Specifically, the processor 110 can receive a current data set including a plurality of current data points through the transceiver 130. Each current data point can include information such as blood pressure and blood flow velocity corresponding to the blood pressure. The processor 110 can group each current data point in the current data set according to a plurality of blood pressure ranges to generate a plurality of data groups respectively corresponding to the plurality of blood pressure ranges. The processor 110 can further calculate a plurality of average values of the blood flow velocity and a plurality of average values of cerebrovascular resistance respectively corresponding to the plurality of data groups. Then, the processor 110 can perform a linear regression operation on the plurality of average values of the blood flow velocity to generate a regression line, thereby generating a first indicator corresponding to the current data set. The processor 110 can also perform a linear regression operation on the plurality of average values of the cerebrovascular resistance to generate a regression line, thereby generating a second indicator corresponding to the current data set.

After obtaining the first indicator and the second indicator of the current data set, the processor 110 can determine which autoregulatory pattern group the current data set belongs to according to the first indicator and the second indicator of the current data set. The processor 110 can assign the current data set to a specific autoregulatory pattern group (e.g., autoregulatory pattern group G1) in a plurality of autoregulatory pattern groups (e.g., autoregulatory pattern groups G1 and G2) according to the first indicator and the second indicator of the current data set based on a grouping algorithm. The processor 110 can output the grouping result of the current data set (i.e., the above-mentioned specific autoregulatory pattern group) through the transceiver 130 for user's reference.

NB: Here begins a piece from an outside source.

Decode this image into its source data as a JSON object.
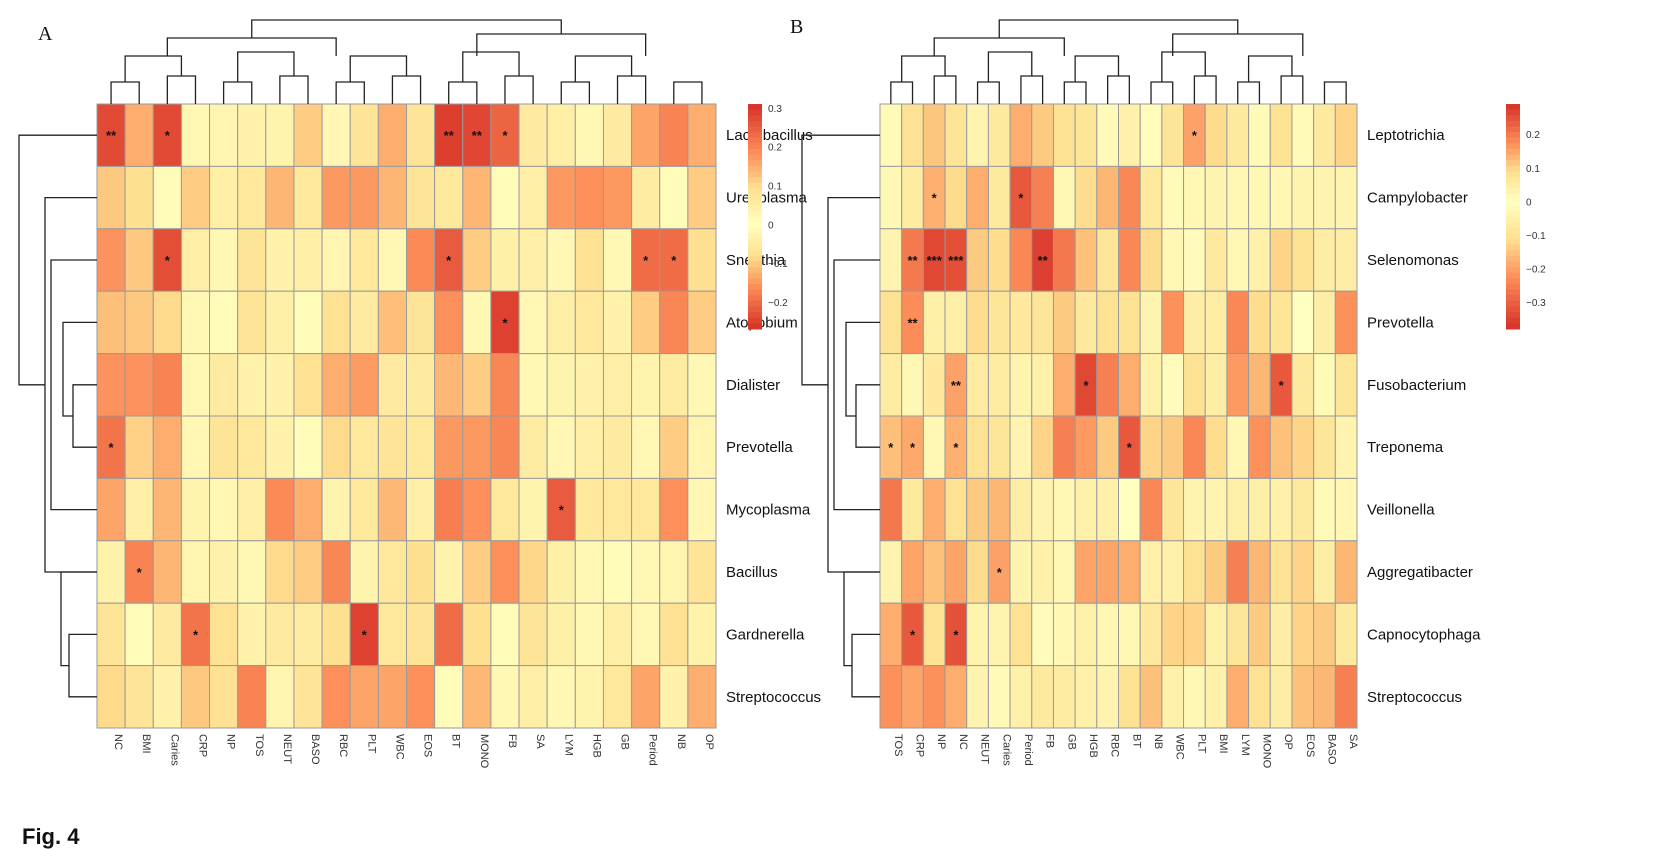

FIG. 5 is a flowchart of a method for evaluating an autoregulatory pattern of cerebral blood flow according to an embodiment of the disclosure. The method can be implemented by the electronic device 10 shown in FIG. 1. In step S501, a first data set is received, and data points in the first data set include blood pressure and blood flow velocity corresponding to the blood pressure. In step S502, each data point in the first data set is grouped according to a plurality of blood pressure ranges to generate a plurality of data groups respectively corresponding to the plurality of blood pressure ranges. In step S503, a plurality of average values of the blood flow velocity respectively corresponding to the plurality of data groups are calculated. In step S504, a first linear regression operation is performed on the plurality of average values of the blood flow velocity to generate a first regression line. In step S505, a first slope of the first regression line is calculated to obtain a first indicator. In step S506, a plurality of data sets including the first data set are grouped according to the first indicator to generate a plurality of autoregulatory pattern groups. In step S507, a second data set is received through a transceiver, and it is determined that the second data set corresponds to one of the plurality of autoregulatory pattern groups. In step S508, an autoregulatory pattern of the second data set is output, and the autoregulatory pattern corresponds to one of the plurality of autoregulatory pattern groups.

To sum up, the electronic device of the disclosure can perform the linear regression operation on the data sets including the data points of blood pressure and blood flow velocity according to parameters such as the blood flow velocity, the cerebrovascular resistance, and the blood pressure to generate the indicators of the data sets. The electronic device can group the data sets according to the indicators to determine the autoregulatory patterns of the data sets. Accordingly, the disclosure can evaluate an autoregulatory pattern of cerebral blood flow of a patient in a non-invasive manner.